Background: Every seasoned wolf trapper knows that capturing non-target animals is an inevitable annoyance which decreases chances of capturing wolves, and for which one should always be prepared. We will not elaborate on the general techniques of wolf trapping with leghold traps, but only on the aspects of this kraft which are important when bears are present in the same area and could be captured. Leghold traps are not designed and set in a way to safely capture bears. Capturing bears in wolf traps is not only an annoyance, but also can be dangerous, regardless the bear size. Bear cubs are accompanied by very protective mothers, while older bears up to 70-80 kg are still not strong enough to free themselves from the trap, but they may do so in a moment of maximal excitement, which usually occurs when a trapper approaches them for darting.

Several measures can be undertaken to minimize the probability of capturing bears and to increase the chance for capturing wolves. These measures include the choice of the season, the area, and lure. Some apparently obvious technical solutions, like fixing the trap to the ground or to a tree along a drivable road to enable safe darting from the car, may prove not feasible in case of wolves, mostly because of human-related factors. Josip Kusak discussed the topic with Mr. Carter Niemeyer and asked him: “What would you do if you needed to trap wolves in an area where brown bears are present?” Mr. Niemeyer answered: “I would not do this.”.


Workshop aim: We invite you to a brainstorming session, aimed at discussing the challenges and options on how to trap wolves safely and efficiently for research purposes in the presence of bears, but also people in human-dominated landscapes.

Changepoint analysis and animation of movement data in R  

Hosted By: Erik Versluijs - Inland Norway University of Applied Sciences, Norway

Recent advances in GPS and battery technology enable studies on fine-scale movement of radio-tagged individuals. During bursts of intensive positioning, researchers can study behavioural responses of individuals to e.g. external stimuli, such as human disturbance. In this workshop, Erik Versluijs will give an introduction to the application of changepoint analysis in R to identify changes between different behavioural states, such as resting and flight. He will also show how movement of e.g. wolves and humans can be visualized as animated paths in R. Animation is useful to explore movement and interactions, and helps to communicate research results. The workshop will be hands-on, so bring along your labtop, preferably with R installed.

Post-Conference Virtual Sessions

Estimating wolf occupancy with R

Hosted By: Olivier Gimenez - National Centre for Scientific Research, France

Date and Time: May 16th, 14:00 - 17:00 CET 

In this workshop, we will show how to infer occupancy while accounting for imperfect detection. Using a real case study on wolves (Canis lupus)  that have been recolonizing France since the early 1990s, we will show how to estimate the proportion of area occupied by the species. We will also show how to asses the dynamic of occupancy by estimating colonization and extinction processes. If time allows, we will also cover recent models that allow accounting for false positives due to species misidentification as well as species interactions. The workshop will be a combination of lecture and live coding demonstrations in R (using package unmarked).

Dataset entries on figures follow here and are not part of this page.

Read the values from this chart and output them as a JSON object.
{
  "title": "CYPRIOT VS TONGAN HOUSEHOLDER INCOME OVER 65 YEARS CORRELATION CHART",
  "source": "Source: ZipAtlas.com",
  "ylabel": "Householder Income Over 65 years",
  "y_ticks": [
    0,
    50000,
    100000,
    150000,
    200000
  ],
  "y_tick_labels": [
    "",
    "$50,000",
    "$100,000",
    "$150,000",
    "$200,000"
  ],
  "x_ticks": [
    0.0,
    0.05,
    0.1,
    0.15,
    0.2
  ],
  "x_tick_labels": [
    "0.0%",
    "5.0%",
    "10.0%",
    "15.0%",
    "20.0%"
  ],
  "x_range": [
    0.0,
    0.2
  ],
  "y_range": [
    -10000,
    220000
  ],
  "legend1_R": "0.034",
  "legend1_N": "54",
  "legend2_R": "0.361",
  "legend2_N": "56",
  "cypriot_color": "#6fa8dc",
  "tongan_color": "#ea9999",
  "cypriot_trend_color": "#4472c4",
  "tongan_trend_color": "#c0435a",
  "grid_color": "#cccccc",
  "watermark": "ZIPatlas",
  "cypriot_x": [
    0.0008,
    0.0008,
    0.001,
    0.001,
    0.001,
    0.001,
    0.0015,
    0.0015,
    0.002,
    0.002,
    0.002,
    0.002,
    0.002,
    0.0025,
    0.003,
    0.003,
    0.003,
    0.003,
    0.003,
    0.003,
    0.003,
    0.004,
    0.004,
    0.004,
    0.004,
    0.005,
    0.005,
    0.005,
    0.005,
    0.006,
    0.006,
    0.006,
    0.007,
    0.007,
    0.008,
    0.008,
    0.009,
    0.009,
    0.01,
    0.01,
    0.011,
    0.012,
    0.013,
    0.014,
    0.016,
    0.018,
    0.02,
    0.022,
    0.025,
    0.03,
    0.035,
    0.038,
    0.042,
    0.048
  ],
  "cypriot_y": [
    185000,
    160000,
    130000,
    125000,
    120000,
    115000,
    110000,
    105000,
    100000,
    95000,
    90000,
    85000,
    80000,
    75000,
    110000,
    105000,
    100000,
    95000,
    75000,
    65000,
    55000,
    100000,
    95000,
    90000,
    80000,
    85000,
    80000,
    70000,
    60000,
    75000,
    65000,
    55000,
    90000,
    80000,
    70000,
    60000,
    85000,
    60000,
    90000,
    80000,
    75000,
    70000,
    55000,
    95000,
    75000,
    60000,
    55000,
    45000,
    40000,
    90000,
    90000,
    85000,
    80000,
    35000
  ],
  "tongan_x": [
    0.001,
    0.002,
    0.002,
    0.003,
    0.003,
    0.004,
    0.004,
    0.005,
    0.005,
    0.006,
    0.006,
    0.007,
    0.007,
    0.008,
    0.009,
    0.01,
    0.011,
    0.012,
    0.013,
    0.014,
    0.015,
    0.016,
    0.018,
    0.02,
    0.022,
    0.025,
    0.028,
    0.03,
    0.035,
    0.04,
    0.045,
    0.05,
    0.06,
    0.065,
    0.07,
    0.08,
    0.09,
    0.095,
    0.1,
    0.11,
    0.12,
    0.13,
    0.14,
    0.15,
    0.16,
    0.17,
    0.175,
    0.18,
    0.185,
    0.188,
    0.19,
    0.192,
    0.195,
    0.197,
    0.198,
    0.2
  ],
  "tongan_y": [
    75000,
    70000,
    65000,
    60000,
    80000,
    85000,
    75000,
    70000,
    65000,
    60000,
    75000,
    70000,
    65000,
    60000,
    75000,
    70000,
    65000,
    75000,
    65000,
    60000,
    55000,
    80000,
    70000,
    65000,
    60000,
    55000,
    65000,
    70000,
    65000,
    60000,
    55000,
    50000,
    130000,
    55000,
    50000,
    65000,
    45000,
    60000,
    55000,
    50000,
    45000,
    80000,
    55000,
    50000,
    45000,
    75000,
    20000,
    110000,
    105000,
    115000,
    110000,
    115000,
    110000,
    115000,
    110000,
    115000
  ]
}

Overshadowed by large cats: wolves in the Asian highlands

Hosted By: Mohammad Farhadina - University of Oxford, United Kingdom

Date and Time: To Be Announced

Rationale and objectives for the proposed meeting: In west and central Asian highlands, wolf management and conservation is generally overshadowed by more charismatic larger cats, such as Persian leopards, snow leopards and tigers, which are considered to need more protection. Consequently, conservation resources and mitigation efforts in different landscapes are usually channeled into cat conservation, rather than addressing the entire guild of large carnivores.